Jennifer Gillum Rodgers (born 1970/1971) is an American attorney and legal analyst at CNN.

==Biography==
Rodgers was born Jennifer Gillum, the daughter of Sharon and Edward R. Gillum, and raised in metropolitan Sacramento. Her father was a civil engineer and her mother a high school teacher. Rodgers graduated with a B.A. from the University of California, Los Angeles and a J.D from University of California, Berkeley School of Law. She clerked for United States District Judge Stanley A. Weigel in the Northern District of California and then worked as an associate in the litigation department of Cravath, Swaine & Moore. In 2000, she joined the United States Attorney's Office in the Southern District of New York where she served as Deputy Chief and Chief of the Organized Crime Unit; and as Deputy Chief and Chief of the General Crimes Unit. In 2012, she was named by United States Attorney for the Southern District of New York, Preet Bharara, as Deputy Chief of the Appeals Unit. She served as the executive director for the Advancement of Public Integrity at Columbia University until 2018. She is currently a lecturer at the Columbia Law School and serves on its advisory board and as a legal analyst for CNN.

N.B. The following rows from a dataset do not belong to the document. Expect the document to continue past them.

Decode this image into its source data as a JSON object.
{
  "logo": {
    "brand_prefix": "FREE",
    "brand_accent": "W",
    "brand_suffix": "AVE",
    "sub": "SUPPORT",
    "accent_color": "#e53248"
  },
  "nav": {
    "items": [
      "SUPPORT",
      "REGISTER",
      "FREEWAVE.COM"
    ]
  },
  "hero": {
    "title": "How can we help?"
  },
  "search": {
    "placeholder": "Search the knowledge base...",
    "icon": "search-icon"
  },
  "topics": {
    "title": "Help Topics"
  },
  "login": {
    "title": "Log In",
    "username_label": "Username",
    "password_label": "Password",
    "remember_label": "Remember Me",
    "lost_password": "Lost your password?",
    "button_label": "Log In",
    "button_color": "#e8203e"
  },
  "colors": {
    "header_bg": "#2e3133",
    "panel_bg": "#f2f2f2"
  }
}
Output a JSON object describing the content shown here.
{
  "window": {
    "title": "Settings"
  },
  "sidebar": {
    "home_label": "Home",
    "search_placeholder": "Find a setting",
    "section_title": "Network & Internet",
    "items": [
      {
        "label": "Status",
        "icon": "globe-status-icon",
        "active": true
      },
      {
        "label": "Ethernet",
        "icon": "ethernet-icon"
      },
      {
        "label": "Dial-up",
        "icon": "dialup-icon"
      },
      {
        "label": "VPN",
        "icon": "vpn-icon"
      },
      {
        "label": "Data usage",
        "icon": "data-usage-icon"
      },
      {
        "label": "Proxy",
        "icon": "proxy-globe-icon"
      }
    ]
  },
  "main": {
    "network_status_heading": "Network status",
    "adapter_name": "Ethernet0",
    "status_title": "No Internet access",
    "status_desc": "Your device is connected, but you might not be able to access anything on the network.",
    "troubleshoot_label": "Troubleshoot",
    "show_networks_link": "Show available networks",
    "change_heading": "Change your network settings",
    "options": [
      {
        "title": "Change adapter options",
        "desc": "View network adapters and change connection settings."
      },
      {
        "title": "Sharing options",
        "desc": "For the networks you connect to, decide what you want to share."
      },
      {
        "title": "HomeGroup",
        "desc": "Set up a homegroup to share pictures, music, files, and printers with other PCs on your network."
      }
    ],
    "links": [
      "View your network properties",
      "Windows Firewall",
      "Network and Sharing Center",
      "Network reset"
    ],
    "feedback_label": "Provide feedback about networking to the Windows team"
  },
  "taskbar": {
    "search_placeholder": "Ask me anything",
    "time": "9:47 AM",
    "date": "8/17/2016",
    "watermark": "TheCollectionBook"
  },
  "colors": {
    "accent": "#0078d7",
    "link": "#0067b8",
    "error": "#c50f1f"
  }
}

Rodgers signed a letter saying that President Donald Trump would be charged with obstruction of justice if he were not in office.

==Politics==
In 2020, Rodgers endorsed Alvin Bragg for district attorney of Manhattan and was featured on Bragg's campaign website. She specifically raised his internal ethical policies, stating that there is "very little external oversight of district attorneys."